Разумеется, наш ночной разговор с моим случайным соседом ничего не мог изменить. Однако мы оба еще больше укрепились в мысли, что командование армией и прочие вышестоящие штабы действуют вопреки интересам наших войск.
На следующий день я отправился на поиски моих товарищей из госпиталя. Я облазил все руины консервной фабрики, обшарил район южного вокзала, элеватора и паровой мельницы.
Но безуспешно.
Тогда я пошел в северном направлении, осматривая дымящиеся развалины зданий. Однажды меня чуть было не придавило обвалившейся стеной. Заслышав вой снарядов, я бросался на почерневший от дыма и копоти снег. А потом опять перешагивал через замерзшие трупы, заглядывал в темноту многих убежищ и подвалов.

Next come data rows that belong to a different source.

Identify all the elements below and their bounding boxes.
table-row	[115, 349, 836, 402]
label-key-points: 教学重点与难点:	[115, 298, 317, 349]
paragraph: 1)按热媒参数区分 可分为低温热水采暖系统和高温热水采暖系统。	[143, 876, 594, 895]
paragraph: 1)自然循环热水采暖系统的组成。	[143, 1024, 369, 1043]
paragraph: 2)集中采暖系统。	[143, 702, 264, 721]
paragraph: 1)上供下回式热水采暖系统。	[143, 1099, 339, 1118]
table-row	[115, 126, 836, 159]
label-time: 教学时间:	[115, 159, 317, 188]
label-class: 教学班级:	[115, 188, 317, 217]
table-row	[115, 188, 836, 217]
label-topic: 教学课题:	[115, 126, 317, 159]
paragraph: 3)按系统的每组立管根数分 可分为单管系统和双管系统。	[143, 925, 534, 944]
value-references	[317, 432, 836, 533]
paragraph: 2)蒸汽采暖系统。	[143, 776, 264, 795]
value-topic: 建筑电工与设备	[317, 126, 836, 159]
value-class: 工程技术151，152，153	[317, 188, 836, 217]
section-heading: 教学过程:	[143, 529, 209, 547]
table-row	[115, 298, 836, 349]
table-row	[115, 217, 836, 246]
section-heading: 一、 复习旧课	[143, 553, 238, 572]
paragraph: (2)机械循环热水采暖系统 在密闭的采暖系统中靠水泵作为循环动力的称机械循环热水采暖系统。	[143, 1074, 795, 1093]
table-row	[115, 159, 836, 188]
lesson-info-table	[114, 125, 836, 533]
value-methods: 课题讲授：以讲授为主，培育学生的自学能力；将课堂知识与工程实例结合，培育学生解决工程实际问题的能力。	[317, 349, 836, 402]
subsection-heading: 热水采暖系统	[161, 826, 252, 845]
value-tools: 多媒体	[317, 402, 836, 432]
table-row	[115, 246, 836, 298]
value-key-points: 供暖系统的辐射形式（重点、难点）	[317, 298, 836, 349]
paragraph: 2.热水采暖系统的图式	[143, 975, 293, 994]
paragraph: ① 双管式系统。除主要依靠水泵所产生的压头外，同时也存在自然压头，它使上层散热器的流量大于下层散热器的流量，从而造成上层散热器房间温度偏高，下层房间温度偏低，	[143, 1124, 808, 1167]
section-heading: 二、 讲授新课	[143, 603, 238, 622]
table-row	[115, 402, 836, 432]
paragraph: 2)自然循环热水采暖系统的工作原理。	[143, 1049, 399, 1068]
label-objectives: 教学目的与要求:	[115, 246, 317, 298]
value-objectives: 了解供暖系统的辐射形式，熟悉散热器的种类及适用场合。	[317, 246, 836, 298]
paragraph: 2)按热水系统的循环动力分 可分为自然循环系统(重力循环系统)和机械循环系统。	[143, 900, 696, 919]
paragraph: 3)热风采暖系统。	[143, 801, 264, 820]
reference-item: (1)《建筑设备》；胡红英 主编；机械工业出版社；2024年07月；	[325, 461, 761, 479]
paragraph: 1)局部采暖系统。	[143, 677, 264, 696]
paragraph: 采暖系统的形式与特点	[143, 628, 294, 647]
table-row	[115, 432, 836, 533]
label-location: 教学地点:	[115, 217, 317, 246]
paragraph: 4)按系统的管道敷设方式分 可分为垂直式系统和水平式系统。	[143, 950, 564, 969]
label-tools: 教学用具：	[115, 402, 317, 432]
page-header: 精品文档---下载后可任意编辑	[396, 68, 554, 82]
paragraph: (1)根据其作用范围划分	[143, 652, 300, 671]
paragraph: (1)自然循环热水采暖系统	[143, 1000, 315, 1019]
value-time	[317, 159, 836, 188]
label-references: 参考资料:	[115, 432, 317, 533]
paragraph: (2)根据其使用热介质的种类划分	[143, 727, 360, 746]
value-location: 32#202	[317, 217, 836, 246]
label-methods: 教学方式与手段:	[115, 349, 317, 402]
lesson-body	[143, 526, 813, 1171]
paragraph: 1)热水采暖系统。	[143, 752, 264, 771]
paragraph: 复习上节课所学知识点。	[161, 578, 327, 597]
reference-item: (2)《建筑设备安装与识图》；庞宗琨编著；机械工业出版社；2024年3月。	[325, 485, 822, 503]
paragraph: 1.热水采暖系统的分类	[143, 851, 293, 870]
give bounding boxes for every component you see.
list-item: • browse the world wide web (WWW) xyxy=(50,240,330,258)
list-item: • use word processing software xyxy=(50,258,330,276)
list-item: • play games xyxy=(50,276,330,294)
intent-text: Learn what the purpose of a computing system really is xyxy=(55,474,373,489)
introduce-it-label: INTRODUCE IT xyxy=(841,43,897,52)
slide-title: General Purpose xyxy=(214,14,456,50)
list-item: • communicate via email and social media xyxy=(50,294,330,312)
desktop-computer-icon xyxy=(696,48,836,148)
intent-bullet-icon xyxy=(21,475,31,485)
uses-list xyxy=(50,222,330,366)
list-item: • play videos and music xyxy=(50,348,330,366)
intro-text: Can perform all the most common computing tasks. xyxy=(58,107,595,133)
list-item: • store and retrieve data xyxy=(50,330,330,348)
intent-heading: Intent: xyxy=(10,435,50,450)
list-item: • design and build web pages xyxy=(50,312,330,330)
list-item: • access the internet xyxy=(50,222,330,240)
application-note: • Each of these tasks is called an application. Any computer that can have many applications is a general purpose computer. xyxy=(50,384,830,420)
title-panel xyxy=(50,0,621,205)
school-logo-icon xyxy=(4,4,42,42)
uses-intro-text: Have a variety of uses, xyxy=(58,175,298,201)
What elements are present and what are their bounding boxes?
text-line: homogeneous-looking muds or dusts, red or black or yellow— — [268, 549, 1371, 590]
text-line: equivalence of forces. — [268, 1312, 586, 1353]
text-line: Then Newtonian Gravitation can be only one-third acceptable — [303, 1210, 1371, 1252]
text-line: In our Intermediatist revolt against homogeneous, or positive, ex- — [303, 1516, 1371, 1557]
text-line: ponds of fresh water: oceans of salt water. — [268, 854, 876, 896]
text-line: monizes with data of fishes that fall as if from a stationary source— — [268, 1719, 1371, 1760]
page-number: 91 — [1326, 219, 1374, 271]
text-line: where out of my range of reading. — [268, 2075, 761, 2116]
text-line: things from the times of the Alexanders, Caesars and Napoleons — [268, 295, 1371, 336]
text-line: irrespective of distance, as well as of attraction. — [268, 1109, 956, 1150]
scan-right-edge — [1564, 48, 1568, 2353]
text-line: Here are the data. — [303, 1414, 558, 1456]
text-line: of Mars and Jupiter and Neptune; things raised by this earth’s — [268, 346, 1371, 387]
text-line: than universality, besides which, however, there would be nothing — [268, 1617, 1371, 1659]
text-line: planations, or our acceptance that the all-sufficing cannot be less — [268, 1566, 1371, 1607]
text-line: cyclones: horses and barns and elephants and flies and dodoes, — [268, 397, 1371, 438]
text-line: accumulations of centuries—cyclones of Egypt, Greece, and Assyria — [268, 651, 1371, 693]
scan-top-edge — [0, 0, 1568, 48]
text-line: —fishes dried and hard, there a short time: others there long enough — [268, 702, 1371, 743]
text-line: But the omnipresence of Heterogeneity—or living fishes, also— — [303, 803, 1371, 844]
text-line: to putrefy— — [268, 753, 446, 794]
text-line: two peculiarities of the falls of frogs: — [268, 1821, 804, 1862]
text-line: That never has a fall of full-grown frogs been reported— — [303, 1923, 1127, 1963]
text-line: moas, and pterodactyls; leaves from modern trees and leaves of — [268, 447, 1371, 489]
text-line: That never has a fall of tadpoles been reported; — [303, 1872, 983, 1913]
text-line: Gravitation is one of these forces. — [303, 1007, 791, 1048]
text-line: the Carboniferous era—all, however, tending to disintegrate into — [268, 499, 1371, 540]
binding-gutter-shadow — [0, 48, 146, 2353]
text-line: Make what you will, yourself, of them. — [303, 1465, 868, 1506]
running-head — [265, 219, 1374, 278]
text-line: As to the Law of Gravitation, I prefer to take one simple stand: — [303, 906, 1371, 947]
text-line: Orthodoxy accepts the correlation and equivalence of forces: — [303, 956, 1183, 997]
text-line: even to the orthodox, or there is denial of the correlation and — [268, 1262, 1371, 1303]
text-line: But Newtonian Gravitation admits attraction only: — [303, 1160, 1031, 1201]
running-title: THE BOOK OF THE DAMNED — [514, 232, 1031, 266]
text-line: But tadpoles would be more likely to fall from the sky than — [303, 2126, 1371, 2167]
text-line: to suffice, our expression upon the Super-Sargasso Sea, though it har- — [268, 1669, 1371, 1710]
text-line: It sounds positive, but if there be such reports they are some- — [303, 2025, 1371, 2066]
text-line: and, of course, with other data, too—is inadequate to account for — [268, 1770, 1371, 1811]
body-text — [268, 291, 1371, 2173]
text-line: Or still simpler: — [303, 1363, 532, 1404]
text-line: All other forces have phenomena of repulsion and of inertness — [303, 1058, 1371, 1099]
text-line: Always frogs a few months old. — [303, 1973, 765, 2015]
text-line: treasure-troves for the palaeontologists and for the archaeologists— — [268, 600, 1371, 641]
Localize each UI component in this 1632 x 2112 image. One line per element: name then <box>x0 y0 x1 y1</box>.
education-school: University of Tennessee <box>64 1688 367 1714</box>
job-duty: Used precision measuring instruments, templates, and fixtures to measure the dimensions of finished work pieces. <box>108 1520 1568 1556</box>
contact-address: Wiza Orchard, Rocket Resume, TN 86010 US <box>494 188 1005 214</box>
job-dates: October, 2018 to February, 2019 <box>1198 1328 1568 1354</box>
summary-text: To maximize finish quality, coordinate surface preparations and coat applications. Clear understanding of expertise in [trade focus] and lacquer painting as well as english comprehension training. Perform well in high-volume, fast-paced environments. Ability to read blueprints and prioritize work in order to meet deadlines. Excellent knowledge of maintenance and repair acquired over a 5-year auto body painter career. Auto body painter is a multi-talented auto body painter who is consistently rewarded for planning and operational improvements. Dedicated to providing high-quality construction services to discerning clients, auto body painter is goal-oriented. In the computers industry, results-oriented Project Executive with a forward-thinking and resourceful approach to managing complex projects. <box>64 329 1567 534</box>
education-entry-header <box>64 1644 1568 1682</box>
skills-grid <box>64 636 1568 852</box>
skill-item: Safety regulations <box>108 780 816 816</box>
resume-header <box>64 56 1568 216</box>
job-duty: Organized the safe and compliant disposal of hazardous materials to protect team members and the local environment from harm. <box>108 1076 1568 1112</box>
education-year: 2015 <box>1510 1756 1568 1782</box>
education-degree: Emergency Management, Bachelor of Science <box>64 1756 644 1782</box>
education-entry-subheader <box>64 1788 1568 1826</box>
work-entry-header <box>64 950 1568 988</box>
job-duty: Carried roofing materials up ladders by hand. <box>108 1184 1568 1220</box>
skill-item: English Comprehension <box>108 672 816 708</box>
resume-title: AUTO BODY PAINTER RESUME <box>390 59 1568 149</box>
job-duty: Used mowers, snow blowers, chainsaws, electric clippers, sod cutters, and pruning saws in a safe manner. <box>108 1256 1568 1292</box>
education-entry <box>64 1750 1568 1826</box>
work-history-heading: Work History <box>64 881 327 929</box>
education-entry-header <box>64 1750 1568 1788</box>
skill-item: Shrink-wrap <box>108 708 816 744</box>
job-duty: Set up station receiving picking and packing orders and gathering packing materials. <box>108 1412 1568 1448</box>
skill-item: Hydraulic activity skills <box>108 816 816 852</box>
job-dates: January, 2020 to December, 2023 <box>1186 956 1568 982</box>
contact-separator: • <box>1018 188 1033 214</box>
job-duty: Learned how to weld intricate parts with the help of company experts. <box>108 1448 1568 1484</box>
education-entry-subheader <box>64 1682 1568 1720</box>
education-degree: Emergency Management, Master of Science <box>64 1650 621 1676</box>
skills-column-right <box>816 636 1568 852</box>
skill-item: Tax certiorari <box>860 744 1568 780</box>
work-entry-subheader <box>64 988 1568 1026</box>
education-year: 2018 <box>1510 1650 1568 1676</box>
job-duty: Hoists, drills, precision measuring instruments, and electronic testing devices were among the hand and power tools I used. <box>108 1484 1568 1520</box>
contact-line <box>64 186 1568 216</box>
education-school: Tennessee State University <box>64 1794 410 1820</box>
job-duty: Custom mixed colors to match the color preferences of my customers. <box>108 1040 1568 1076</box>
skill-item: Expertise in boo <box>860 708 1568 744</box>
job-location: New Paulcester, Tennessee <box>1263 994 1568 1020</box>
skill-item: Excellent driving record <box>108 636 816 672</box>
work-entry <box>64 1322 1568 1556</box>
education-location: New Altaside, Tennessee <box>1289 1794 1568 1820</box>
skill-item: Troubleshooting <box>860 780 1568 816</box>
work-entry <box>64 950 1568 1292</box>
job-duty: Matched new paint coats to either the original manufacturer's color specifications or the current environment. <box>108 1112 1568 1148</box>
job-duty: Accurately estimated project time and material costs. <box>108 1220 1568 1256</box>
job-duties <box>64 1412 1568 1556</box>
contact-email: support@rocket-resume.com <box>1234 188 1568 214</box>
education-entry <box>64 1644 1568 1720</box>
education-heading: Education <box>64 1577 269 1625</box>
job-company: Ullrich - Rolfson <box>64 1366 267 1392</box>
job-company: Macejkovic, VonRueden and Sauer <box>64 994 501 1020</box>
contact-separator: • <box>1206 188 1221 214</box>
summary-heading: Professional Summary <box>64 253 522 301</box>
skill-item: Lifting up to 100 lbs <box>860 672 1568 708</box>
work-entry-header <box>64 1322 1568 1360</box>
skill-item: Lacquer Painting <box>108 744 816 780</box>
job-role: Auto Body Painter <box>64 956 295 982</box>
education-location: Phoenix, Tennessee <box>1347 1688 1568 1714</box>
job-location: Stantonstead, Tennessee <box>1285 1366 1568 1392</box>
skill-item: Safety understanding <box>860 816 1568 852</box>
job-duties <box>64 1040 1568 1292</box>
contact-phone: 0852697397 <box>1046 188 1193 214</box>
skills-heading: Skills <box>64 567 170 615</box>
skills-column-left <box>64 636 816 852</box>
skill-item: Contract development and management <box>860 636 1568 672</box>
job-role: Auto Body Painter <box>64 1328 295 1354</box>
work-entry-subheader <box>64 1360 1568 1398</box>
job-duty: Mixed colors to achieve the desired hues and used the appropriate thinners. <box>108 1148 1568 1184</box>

Однако ни одного человека из Елшанки я не нашел.
Между тем начало темнеть. До смерти устав, грязный как черт, с пустым желудком, я наконец остановился в одном из подвалов недалеко от большой площади. Это был один из многих подвалов, где умирали от голода тяжелораненые. Врачи и санитары находились тоже на грани полного истощения в борьбе за жизнь своих подопечных. Вчера в Елшанке в это же время я сам был примерно в такой же ситуации и добрым словом пытался утешить того или другого раненого: больше я ничем но мог им помочь. Сейчас же я так устал, что не было сил даже говорить. Я молча наблюдал, как группа врачей при тусклом свете свечи возилась с каким-то раненым.
Отдохнув немного, я вышел на улицу.
Занимался новый день.
Это было 26 января 1943 года, три дня спустя после моей последней поездки в Гумрак.
«Стоит ли мне еще лазить по развалинам? – подумал я. – Так можно и погибнуть».
И тут я вспомнил о своих старых сослуживцах из Городища. Не лучше ли разыскать их, вместо того чтобы бесплодно бродить по руинам?
От вокзала, где я находился, до Городища было километров десять. Если идти вдоль Татарского Вала, я выйду прямо к дивизионному медпункту. На это потребуется три-четыре часа.